Even though it's pretty universal, psychologists haven't been studying the feeling of being "creeped out" all that much.
One noteworthy paper, titled 'On the nature of creepiness,' came in 2013 from Frank McAndrew, professor of psychology at Knox College in Illinois, and his then graduate student Sara Koehnke.
Their research was based on the results of their survey, which asked more than 1,300 people, "What is creepy?" And as it turns out, "creepy" isn’t actually all that complicated.
"[Creepy is] about the uncertainty of threat. You're feeling uneasy because you think there might be something to worry about here, but the signals are not clear enough to warrant your doing some sort of desperate, life-saving kind of thing," McAndrew explained to Smithsonian Magazine.
According to him, being creeped out is different from fear or revulsion. In both of those emotional states, you usually have no confusion about how to respond. But when you're creeped out, your brain and your body are telling you that something is not quite right, and you'd better pay attention because it might hurt you.
This sometimes manifests as a physical sensation, too. In 2012, researchers from the University of Groningen in the Netherlands discovered that when people were creeped out, they felt colder and believed the room temperature had actually dropped. In other words, they got the chills!
That physical response further heightens your senses, and "You don't know how to act, but you're really concerned about getting more information," McAndrew adds. "It kind of takes your attention and focuses it like a laser on this particular stimulus, whatever it is."
As you can see from this list, we can be creeped out by all sorts of things, situations, places, and, of course, people. Most research has looked at what makes people seem creepy. For example, the 2012 study successfully creeped people out by exposing them to others who behaved in an abnormal non-verbal way.
In the experiment, subjects interacted with researchers who practiced degrees of subtle mimicry: when the subject scratched her head, the researcher would do something similar, such as touch his nose. Subjects felt creeped out – and colder – when the researcher didn't mimic, indicating a discomfort with people who may not be able to follow social norms and cues.

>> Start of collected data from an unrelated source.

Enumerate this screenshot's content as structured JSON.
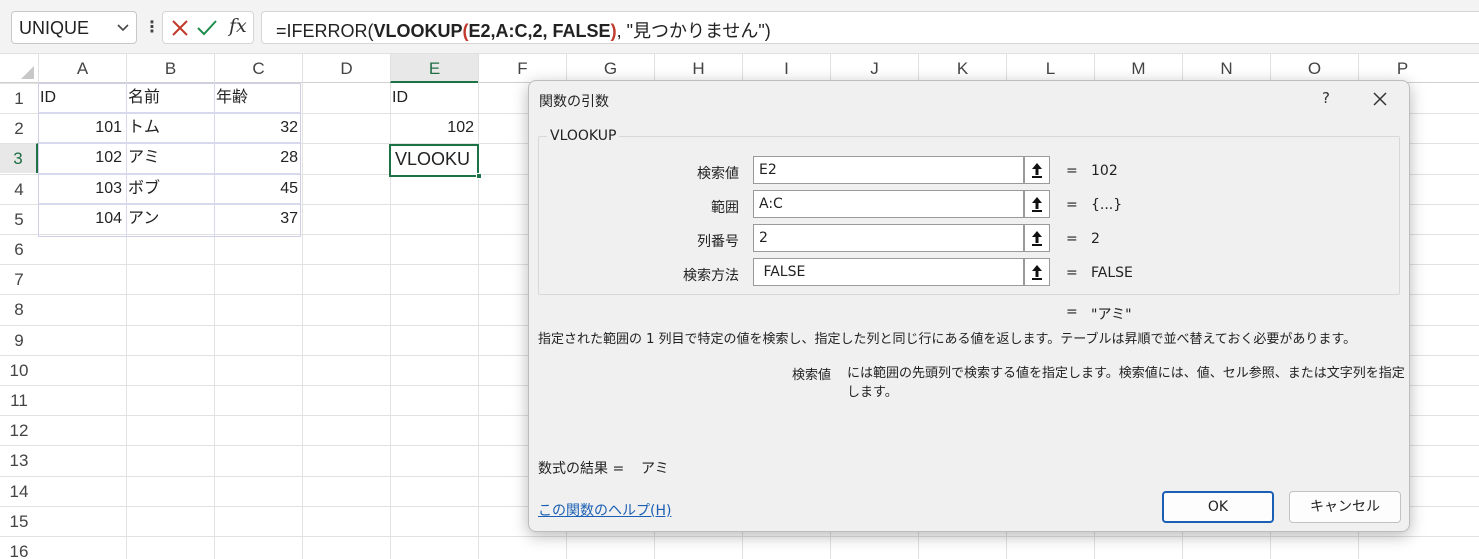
{
  "namebox": {
    "value": "UNIQUE"
  },
  "formula_bar": {
    "fx_label": "fx",
    "parts": [
      {
        "text": "=IFERROR(",
        "style": "normal"
      },
      {
        "text": "VLOOKUP",
        "style": "bold"
      },
      {
        "text": "(",
        "style": "red"
      },
      {
        "text": "E2,A:C,2, FALSE",
        "style": "bold"
      },
      {
        "text": ")",
        "style": "red"
      },
      {
        "text": ", \"見つかりません\")",
        "style": "normal"
      }
    ]
  },
  "grid": {
    "columns": [
      "A",
      "B",
      "C",
      "D",
      "E",
      "F",
      "G",
      "H",
      "I",
      "J",
      "K",
      "L",
      "M",
      "N",
      "O",
      "P"
    ],
    "rows": [
      "1",
      "2",
      "3",
      "4",
      "5",
      "6",
      "7",
      "8",
      "9",
      "10",
      "11",
      "12",
      "13",
      "14",
      "15",
      "16"
    ],
    "selected_column": "E",
    "selected_row": "3",
    "cells": {
      "A1": "ID",
      "B1": "名前",
      "C1": "年齢",
      "A2": "101",
      "B2": "トム",
      "C2": "32",
      "A3": "102",
      "B3": "アミ",
      "C3": "28",
      "A4": "103",
      "B4": "ボブ",
      "C4": "45",
      "A5": "104",
      "B5": "アン",
      "C5": "37",
      "E1": "ID",
      "E2": "102"
    },
    "active_cell": {
      "ref": "E3",
      "value": "VLOOKU"
    }
  },
  "dialog": {
    "title": "関数の引数",
    "help_label": "?",
    "function_name": "VLOOKUP",
    "args": [
      {
        "label": "検索値",
        "value": "E2",
        "result": "102"
      },
      {
        "label": "範囲",
        "value": "A:C",
        "result": "{...}"
      },
      {
        "label": "列番号",
        "value": "2",
        "result": "2"
      },
      {
        "label": "検索方法",
        "value": " FALSE",
        "result": "FALSE"
      }
    ],
    "equals": "=",
    "result_preview": "\"アミ\"",
    "description": "指定された範囲の 1 列目で特定の値を検索し、指定した列と同じ行にある値を返します。テーブルは昇順で並べ替えておく必要があります。",
    "arg_description_label": "検索値",
    "arg_description": "には範囲の先頭列で検索する値を指定します。検索値には、値、セル参照、または文字列を指定します。",
    "formula_result_label": "数式の結果 =",
    "formula_result_value": "アミ",
    "help_link": "この関数のヘルプ(H)",
    "ok_label": "OK",
    "cancel_label": "キャンセル"
  },
  "colors": {
    "excel_green": "#1e7145",
    "link_blue": "#1a5fb4",
    "cancel_red": "#c0392b",
    "enter_green": "#1e8c4c"
  }
}
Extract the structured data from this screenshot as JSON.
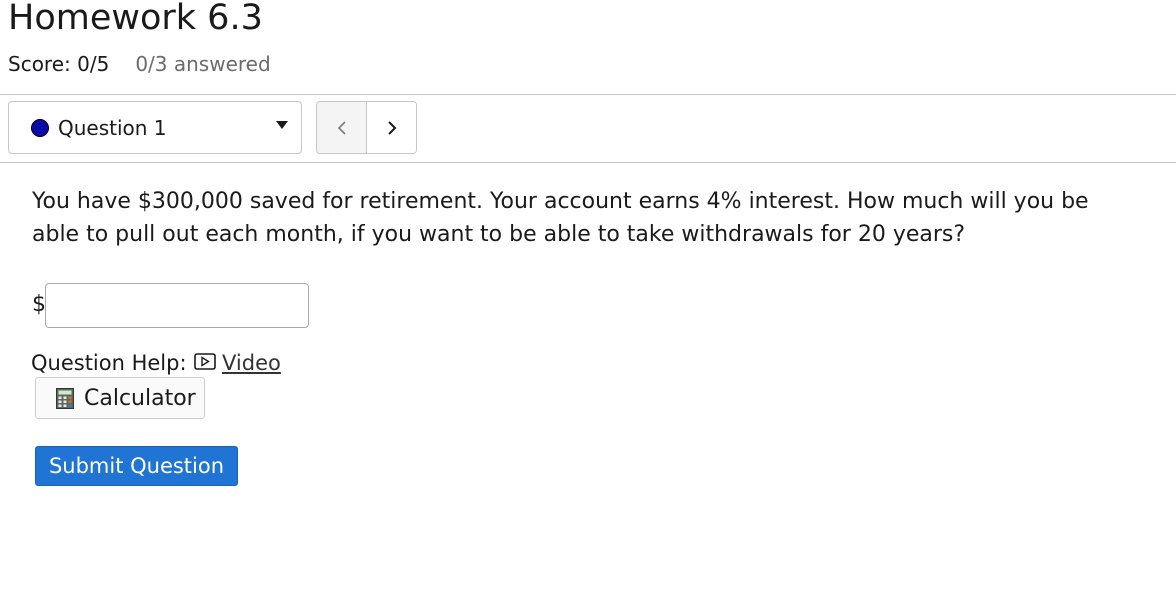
{
  "page": {
    "title": "Homework 6.3",
    "score": "Score: 0/5",
    "answered": "0/3 answered"
  },
  "question_nav": {
    "selected": "Question 1",
    "status_color": "#0a0aa8",
    "prev_icon": "chevron-left-icon",
    "next_icon": "chevron-right-icon"
  },
  "question": {
    "text": "You have $300,000 saved for retirement. Your account earns 4% interest. How much will you be able to pull out each month, if you want to be able to take withdrawals for 20 years?",
    "currency_symbol": "$",
    "answer_value": "",
    "answer_placeholder": ""
  },
  "help": {
    "label": "Question Help:",
    "video_label": "Video",
    "video_icon": "video-play-icon",
    "calculator_label": "Calculator",
    "calculator_icon": "calculator-icon"
  },
  "actions": {
    "submit_label": "Submit Question",
    "submit_color": "#1f74d4"
  }
}
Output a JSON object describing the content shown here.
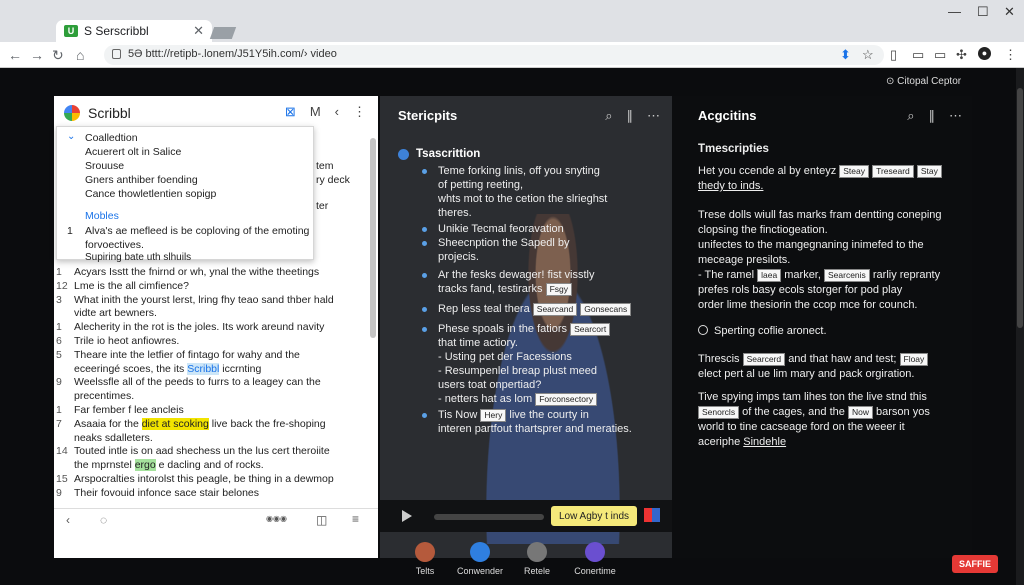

McAndrew and Koehnke's survey also explored what made people appear creepy, first asking participants to rate the likelihood that a person described as creepy would exhibit a set of characteristics or behaviors, such as greasy hair, extreme pallor or thinness, or an unwillingness to let a conversation drop. In another section, it asked people to indicate how much they agreed or disagreed with a series of statements about "the nature of creepy people."
Perhaps the biggest sign of whether someone was considered creepy was unpredictability. "So much of [what is creepy] is about wanting to be able to predict what's going to happen, and that's why creepy people creep us out — because they're unpredictable," McAndrews said, noting that the 2012 study also seemed to highlight that point. "We find it hard to know what they're going to do next."